The dialogue is also hilarious. The joke throughout this movie is that animals are as petty and unsure of themselves as people, with the characters expressing jealousy, embarrassment, and even narcissism in the case of the main character, Mr. Fox.
Mr. Fox’s (voiced by George Clooney) problem is that he knows he is clever. He even writes a newspaper column, though he admits to his wife that he is unsure if the other woodland creatures read it and appreciate his genius.  He is a working fox, struggling to get by on his meager salary. He longs for greater things than his current wages allow, so he decides, with the help of his friend, Possum, that he must turn to a life of crime in order to get what he wants!

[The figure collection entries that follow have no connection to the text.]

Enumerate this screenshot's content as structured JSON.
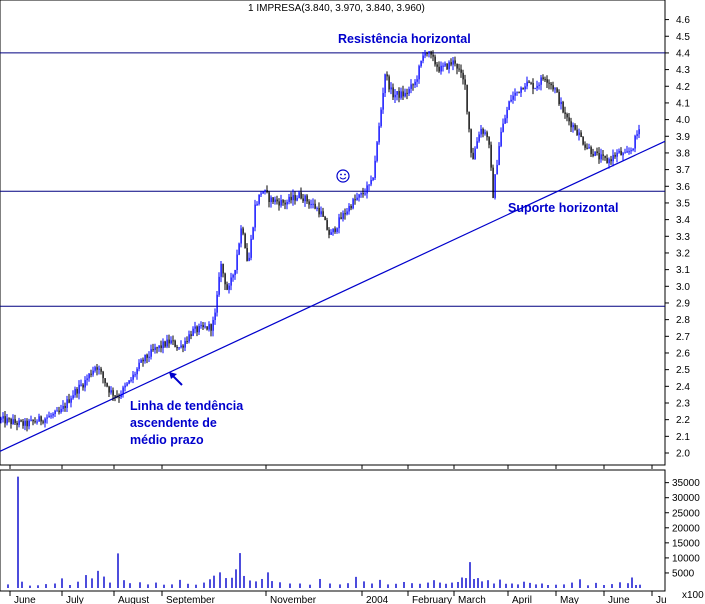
{
  "chart_data": [
    {
      "type": "candlestick",
      "title": "1 IMPRESA(3.840, 3.970, 3.840, 3.960)",
      "x_ticks": [
        "June",
        "July",
        "August",
        "September",
        "November",
        "2004",
        "February",
        "March",
        "April",
        "May",
        "June",
        "Ju"
      ],
      "ylim": [
        1.95,
        4.7
      ],
      "y_ticks": [
        "4.6",
        "4.5",
        "4.4",
        "4.3",
        "4.2",
        "4.1",
        "4.0",
        "3.9",
        "3.8",
        "3.7",
        "3.6",
        "3.5",
        "3.4",
        "3.3",
        "3.2",
        "3.1",
        "3.0",
        "2.9",
        "2.8",
        "2.7",
        "2.6",
        "2.5",
        "2.4",
        "2.3",
        "2.2",
        "2.1",
        "2.0"
      ],
      "price_path": [
        [
          0,
          2.2
        ],
        [
          25,
          2.17
        ],
        [
          45,
          2.21
        ],
        [
          60,
          2.24
        ],
        [
          72,
          2.35
        ],
        [
          85,
          2.43
        ],
        [
          96,
          2.53
        ],
        [
          110,
          2.37
        ],
        [
          118,
          2.34
        ],
        [
          130,
          2.43
        ],
        [
          142,
          2.55
        ],
        [
          155,
          2.62
        ],
        [
          170,
          2.67
        ],
        [
          180,
          2.63
        ],
        [
          192,
          2.73
        ],
        [
          212,
          2.76
        ],
        [
          216,
          2.85
        ],
        [
          220,
          3.15
        ],
        [
          228,
          2.96
        ],
        [
          235,
          3.12
        ],
        [
          242,
          3.38
        ],
        [
          248,
          3.12
        ],
        [
          255,
          3.48
        ],
        [
          262,
          3.58
        ],
        [
          270,
          3.52
        ],
        [
          285,
          3.5
        ],
        [
          300,
          3.55
        ],
        [
          310,
          3.5
        ],
        [
          320,
          3.45
        ],
        [
          330,
          3.3
        ],
        [
          340,
          3.4
        ],
        [
          352,
          3.5
        ],
        [
          362,
          3.55
        ],
        [
          372,
          3.62
        ],
        [
          378,
          3.9
        ],
        [
          385,
          4.28
        ],
        [
          392,
          4.15
        ],
        [
          405,
          4.15
        ],
        [
          415,
          4.22
        ],
        [
          425,
          4.42
        ],
        [
          440,
          4.3
        ],
        [
          455,
          4.35
        ],
        [
          465,
          4.2
        ],
        [
          472,
          3.75
        ],
        [
          480,
          3.95
        ],
        [
          488,
          3.9
        ],
        [
          493,
          3.55
        ],
        [
          500,
          3.9
        ],
        [
          510,
          4.12
        ],
        [
          525,
          4.22
        ],
        [
          535,
          4.2
        ],
        [
          545,
          4.26
        ],
        [
          555,
          4.18
        ],
        [
          565,
          4.02
        ],
        [
          575,
          3.95
        ],
        [
          585,
          3.85
        ],
        [
          597,
          3.78
        ],
        [
          607,
          3.75
        ],
        [
          618,
          3.8
        ],
        [
          625,
          3.78
        ],
        [
          632,
          3.83
        ],
        [
          640,
          3.96
        ]
      ],
      "lines": [
        {
          "label": "Resistência horizontal",
          "kind": "horizontal",
          "y": 4.4
        },
        {
          "label": "Suporte horizontal",
          "kind": "horizontal",
          "y": 3.57
        },
        {
          "label": "",
          "kind": "horizontal",
          "y": 2.88
        },
        {
          "label": "Linha de tendência ascendente de médio prazo",
          "kind": "trend",
          "x": [
            "June",
            "Ju"
          ],
          "y": [
            2.01,
            3.87
          ]
        }
      ],
      "annotations": [
        "Resistência horizontal",
        "Suporte horizontal",
        "Linha de tendência",
        "ascendente de",
        "médio prazo"
      ]
    },
    {
      "type": "bar",
      "title": "",
      "ylim": [
        0,
        40000
      ],
      "y_ticks": [
        "35000",
        "30000",
        "25000",
        "20000",
        "15000",
        "10000",
        "5000",
        "x100"
      ],
      "bars": [
        [
          8,
          1200
        ],
        [
          18,
          37000
        ],
        [
          22,
          2100
        ],
        [
          30,
          800
        ],
        [
          38,
          900
        ],
        [
          46,
          1300
        ],
        [
          55,
          1500
        ],
        [
          62,
          3200
        ],
        [
          70,
          1000
        ],
        [
          78,
          2100
        ],
        [
          86,
          4300
        ],
        [
          92,
          3200
        ],
        [
          98,
          5700
        ],
        [
          104,
          3800
        ],
        [
          110,
          1800
        ],
        [
          118,
          11500
        ],
        [
          124,
          2600
        ],
        [
          130,
          1600
        ],
        [
          140,
          1900
        ],
        [
          148,
          1200
        ],
        [
          156,
          1800
        ],
        [
          164,
          1100
        ],
        [
          172,
          1200
        ],
        [
          180,
          2700
        ],
        [
          188,
          1400
        ],
        [
          196,
          1100
        ],
        [
          204,
          1800
        ],
        [
          210,
          2900
        ],
        [
          214,
          4100
        ],
        [
          220,
          5200
        ],
        [
          226,
          3300
        ],
        [
          232,
          3400
        ],
        [
          236,
          6200
        ],
        [
          240,
          11600
        ],
        [
          244,
          4000
        ],
        [
          250,
          2500
        ],
        [
          256,
          2200
        ],
        [
          262,
          3000
        ],
        [
          268,
          5200
        ],
        [
          272,
          2300
        ],
        [
          280,
          1900
        ],
        [
          290,
          1500
        ],
        [
          300,
          1500
        ],
        [
          310,
          1100
        ],
        [
          320,
          3000
        ],
        [
          330,
          1500
        ],
        [
          340,
          1200
        ],
        [
          348,
          1600
        ],
        [
          356,
          3700
        ],
        [
          364,
          2200
        ],
        [
          372,
          1500
        ],
        [
          380,
          2700
        ],
        [
          388,
          1200
        ],
        [
          396,
          1400
        ],
        [
          404,
          2000
        ],
        [
          412,
          1600
        ],
        [
          420,
          1400
        ],
        [
          428,
          1800
        ],
        [
          434,
          2600
        ],
        [
          440,
          1800
        ],
        [
          446,
          1400
        ],
        [
          452,
          1800
        ],
        [
          458,
          2000
        ],
        [
          462,
          3500
        ],
        [
          466,
          3300
        ],
        [
          470,
          8600
        ],
        [
          474,
          3000
        ],
        [
          478,
          3300
        ],
        [
          482,
          2200
        ],
        [
          488,
          2600
        ],
        [
          494,
          1500
        ],
        [
          500,
          2800
        ],
        [
          506,
          1400
        ],
        [
          512,
          1500
        ],
        [
          518,
          1200
        ],
        [
          524,
          2100
        ],
        [
          530,
          1700
        ],
        [
          536,
          1200
        ],
        [
          542,
          1500
        ],
        [
          548,
          1000
        ],
        [
          556,
          1100
        ],
        [
          564,
          1200
        ],
        [
          572,
          1800
        ],
        [
          580,
          2900
        ],
        [
          588,
          900
        ],
        [
          596,
          1700
        ],
        [
          604,
          1000
        ],
        [
          612,
          1300
        ],
        [
          620,
          1900
        ],
        [
          628,
          1600
        ],
        [
          632,
          3500
        ],
        [
          636,
          1000
        ],
        [
          640,
          1100
        ]
      ]
    }
  ]
}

What he wants is a better life for himself and his family, while all the while trying to connect with his son, who everyone writes off as “strange.”
“Am I different?” the young fox (voiced by “Rushmore” star Jason Schwartzman) asks his mother (voiced by Meryl Streep, who seems to be on a hot streak these last few years, you go, girl!). “Of course, dear, but there’s something a little fantastic about that, isn’t there?” Indeed!
“Fantastic Mr. Fox” is one of those rare films that parents can take their kids to and enjoy it just as much as them, but for different reasons. For the kids, it’s frickin’ stop-motion, starring a fox, what’s not to love? And for the adults, they get the joy of seeing a kids movie in which characters cry and have existential doubts, and relationships grow and develop. It’s the most mature and satisfying “kids” movie that I ever seen (and it wasn’t even by Pixar, hahaha!), and one that I plan on showing my own kids some day.
It is with great pride that I crown “Fantastic Mr. Fox” with the title of Best Movie Of The Year! Take a bow, Mr. Fox, you’ve earned it!